Enjoy! Julienne cut cucumbers work great in a salad, on a vegetable platter, or rolled into a sushi roll.
Getting Creative with Slicing
Dice your cucumbers. Instead of slicing cucumber medallions, you can dice your cucumber by cutting it in half longways, and then cutting it in half longways again. Line the halves up horizontally on your cutting board and slice through the length of your cucumber to dice it.
Dice cucumbers with the Brunoise Dice. Dicing your cucumbers adds just one step to the Julienne cut you have already done. Take your julienne cuts and bunch them up with your hand. Then cut the julienne into equally shaped dice. That's it! Aim for dimensions of about 2mm X 2mm X 2mm (1/16 in X 1/16 in X 1/16 in). You can also dice your cucumbers into thicker pieces if you prefer.

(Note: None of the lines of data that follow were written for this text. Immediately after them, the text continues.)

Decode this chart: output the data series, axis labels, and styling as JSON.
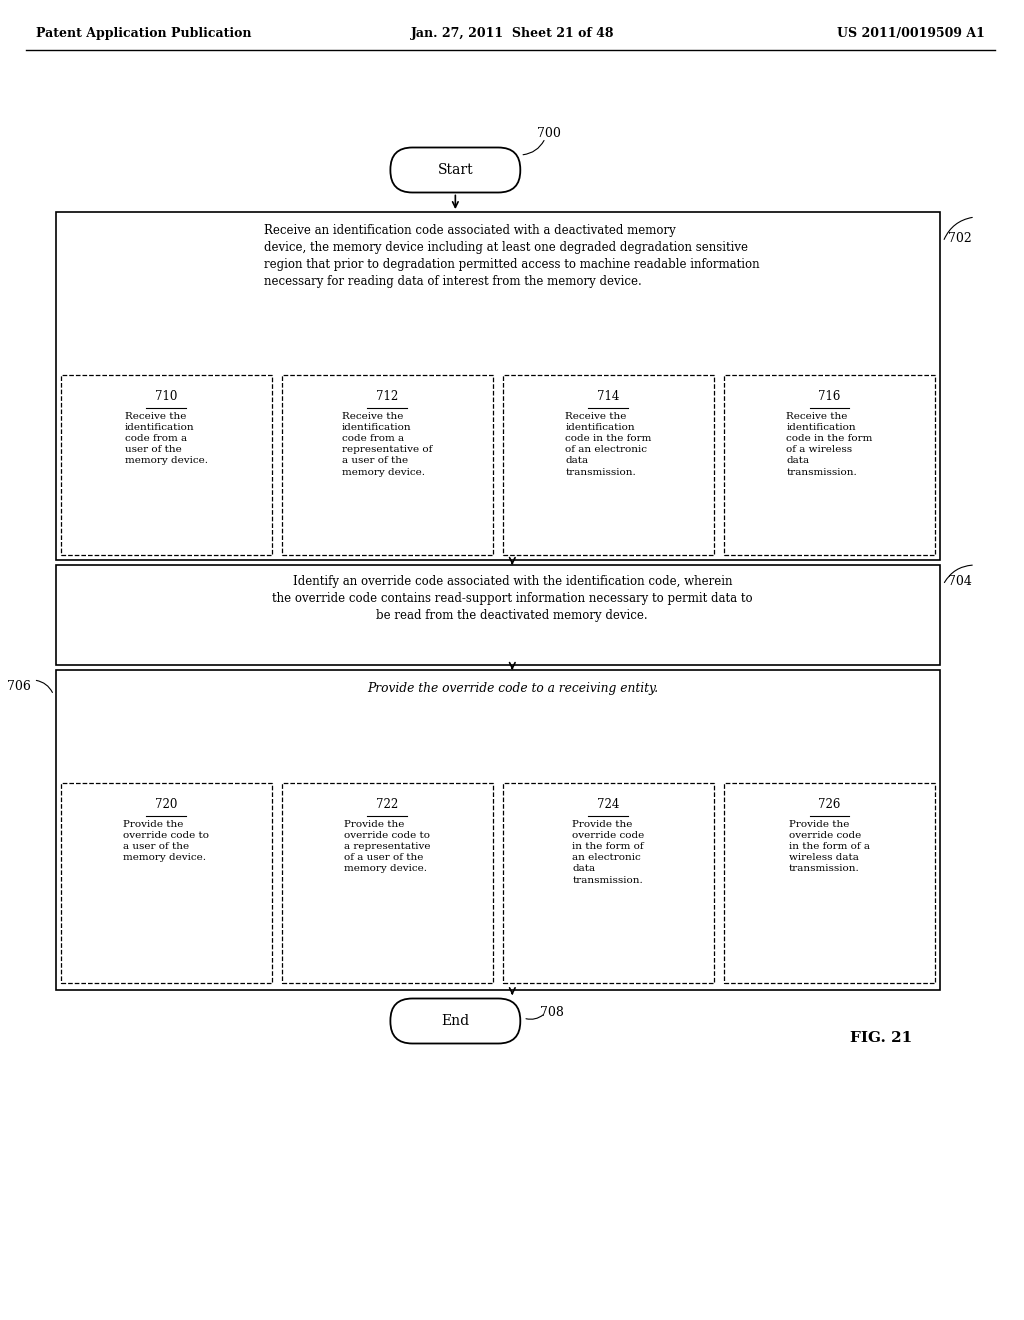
{
  "header_left": "Patent Application Publication",
  "header_center": "Jan. 27, 2011  Sheet 21 of 48",
  "header_right": "US 2011/0019509 A1",
  "fig_label": "FIG. 21",
  "start_label": "Start",
  "start_ref": "700",
  "end_label": "End",
  "end_ref": "708",
  "box702_ref": "702",
  "box702_text": "Receive an identification code associated with a deactivated memory\ndevice, the memory device including at least one degraded degradation sensitive\nregion that prior to degradation permitted access to machine readable information\nnecessary for reading data of interest from the memory device.",
  "box704_ref": "704",
  "box704_text": "Identify an override code associated with the identification code, wherein\nthe override code contains read-support information necessary to permit data to\nbe read from the deactivated memory device.",
  "box706_ref": "706",
  "box706_text": "Provide the override code to a receiving entity.",
  "sub710_ref": "710",
  "sub710_text": "Receive the\nidentification\ncode from a\nuser of the\nmemory device.",
  "sub712_ref": "712",
  "sub712_text": "Receive the\nidentification\ncode from a\nrepresentative of\na user of the\nmemory device.",
  "sub714_ref": "714",
  "sub714_text": "Receive the\nidentification\ncode in the form\nof an electronic\ndata\ntransmission.",
  "sub716_ref": "716",
  "sub716_text": "Receive the\nidentification\ncode in the form\nof a wireless\ndata\ntransmission.",
  "sub720_ref": "720",
  "sub720_text": "Provide the\noverride code to\na user of the\nmemory device.",
  "sub722_ref": "722",
  "sub722_text": "Provide the\noverride code to\na representative\nof a user of the\nmemory device.",
  "sub724_ref": "724",
  "sub724_text": "Provide the\noverride code\nin the form of\nan electronic\ndata\ntransmission.",
  "sub726_ref": "726",
  "sub726_text": "Provide the\noverride code\nin the form of a\nwireless data\ntransmission.",
  "bg_color": "#ffffff",
  "box_color": "#000000",
  "text_color": "#000000"
}
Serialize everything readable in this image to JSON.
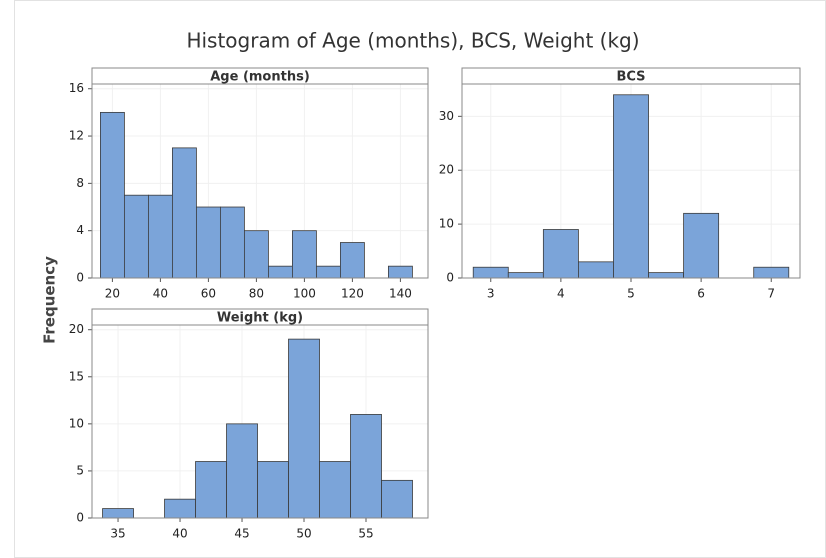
{
  "title": "Histogram of Age (months), BCS, Weight (kg)",
  "y_label": "Frequency",
  "chart_data": [
    {
      "type": "histogram",
      "title": "Age (months)",
      "color": "#7ba4d9",
      "bins": [
        15,
        25,
        35,
        45,
        55,
        65,
        75,
        85,
        95,
        105,
        115,
        125,
        135,
        145
      ],
      "counts": [
        14,
        7,
        7,
        11,
        6,
        6,
        4,
        1,
        4,
        1,
        3,
        0,
        1
      ],
      "xlim": [
        11.5,
        151.5
      ],
      "xticks": [
        20,
        40,
        60,
        80,
        100,
        120,
        140
      ],
      "ylim": [
        0,
        16.4
      ],
      "yticks": [
        0,
        4,
        8,
        12,
        16
      ],
      "grid": true
    },
    {
      "type": "histogram",
      "title": "BCS",
      "color": "#7ba4d9",
      "bins": [
        2.75,
        3.25,
        3.75,
        4.25,
        4.75,
        5.25,
        5.75,
        6.25,
        6.75,
        7.25
      ],
      "counts": [
        2,
        1,
        9,
        3,
        34,
        1,
        12,
        0,
        2
      ],
      "xlim": [
        2.59,
        7.41
      ],
      "xticks": [
        3,
        4,
        5,
        6,
        7
      ],
      "ylim": [
        0,
        36
      ],
      "yticks": [
        0,
        10,
        20,
        30
      ],
      "grid": true
    },
    {
      "type": "histogram",
      "title": "Weight (kg)",
      "color": "#7ba4d9",
      "bins": [
        33.75,
        36.25,
        38.75,
        41.25,
        43.75,
        46.25,
        48.75,
        51.25,
        53.75,
        56.25,
        58.75
      ],
      "counts": [
        1,
        0,
        2,
        6,
        10,
        6,
        19,
        6,
        11,
        4
      ],
      "xlim": [
        32.9,
        60
      ],
      "xticks": [
        35,
        40,
        45,
        50,
        55
      ],
      "ylim": [
        0,
        20.5
      ],
      "yticks": [
        0,
        5,
        10,
        15,
        20
      ],
      "grid": true
    }
  ]
}
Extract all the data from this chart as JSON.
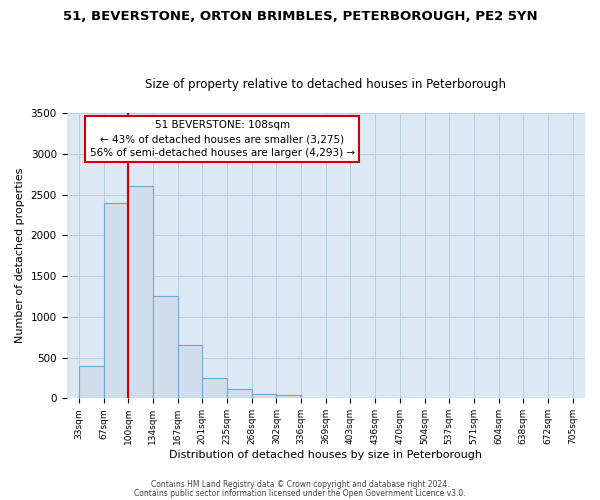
{
  "title1": "51, BEVERSTONE, ORTON BRIMBLES, PETERBOROUGH, PE2 5YN",
  "title2": "Size of property relative to detached houses in Peterborough",
  "xlabel": "Distribution of detached houses by size in Peterborough",
  "ylabel": "Number of detached properties",
  "bar_values": [
    400,
    2400,
    2600,
    1250,
    650,
    250,
    110,
    55,
    40,
    0,
    0,
    0,
    0,
    0,
    0,
    0,
    0,
    0,
    0,
    0
  ],
  "bar_labels": [
    "33sqm",
    "67sqm",
    "100sqm",
    "134sqm",
    "167sqm",
    "201sqm",
    "235sqm",
    "268sqm",
    "302sqm",
    "336sqm",
    "369sqm",
    "403sqm",
    "436sqm",
    "470sqm",
    "504sqm",
    "537sqm",
    "571sqm",
    "604sqm",
    "638sqm",
    "672sqm",
    "705sqm"
  ],
  "bar_color": "#cfdded",
  "bar_edge_color": "#6aaad4",
  "vline_color": "#cc0000",
  "annotation_title": "51 BEVERSTONE: 108sqm",
  "annotation_line1": "← 43% of detached houses are smaller (3,275)",
  "annotation_line2": "56% of semi-detached houses are larger (4,293) →",
  "annotation_box_color": "#ffffff",
  "annotation_box_edge": "#cc0000",
  "ylim_max": 3500,
  "yticks": [
    0,
    500,
    1000,
    1500,
    2000,
    2500,
    3000,
    3500
  ],
  "grid_color": "#b8cfe0",
  "bg_color": "#dce8f4",
  "footer1": "Contains HM Land Registry data © Crown copyright and database right 2024.",
  "footer2": "Contains public sector information licensed under the Open Government Licence v3.0."
}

Dice the Batonnet cut. If you'd like to produce cubes, you can use what’s called the Medium dice to cut your Batonnet pieces. Hold each piece and cut cubes of about 6mm X 6mm X 6mm (1/4 in X 1/4 in X 1/4 in) Aim to get your pieces as even as possible.
Slice and dice with the paysanne cut. If you would like smaller thinner cubes, slice each cube into about 12mm X 12mm X 3mm (1/2 in X 1/2 in X 1/8 in) squares from one side of the cube to the other.
Spiral cut your cucumbers. Use a sharp knife or vegetable peeler (recommended if you don't have experience in spiral cutting cucumbers) and begin peeling at one side in a circular motion. You should be creating a very thin peel. Continue until you have reached the end of your cucumber. Be careful with the knife or vegetable peeler, always cut away from your hands and fingers. Try to keep the shaving intact, but it's okay if it breaks off too. If you'd like, you can use a knife or apple corer to take the seeds out before you begin peeling. Spiral cut cucumbers are a fun way to garnish a salad. You can even dress spiral cut cucumbers with a light dressing and a little bit of pepper for a creative salad. Put spiral cut cucumbers on a sandwich or burger for a twist.
Enjoy! Sliced and diced cucumbers make a great addition to salads or sprinkled on top of dishes. Bring a professional look to your dishes with these slicing and dicing methods.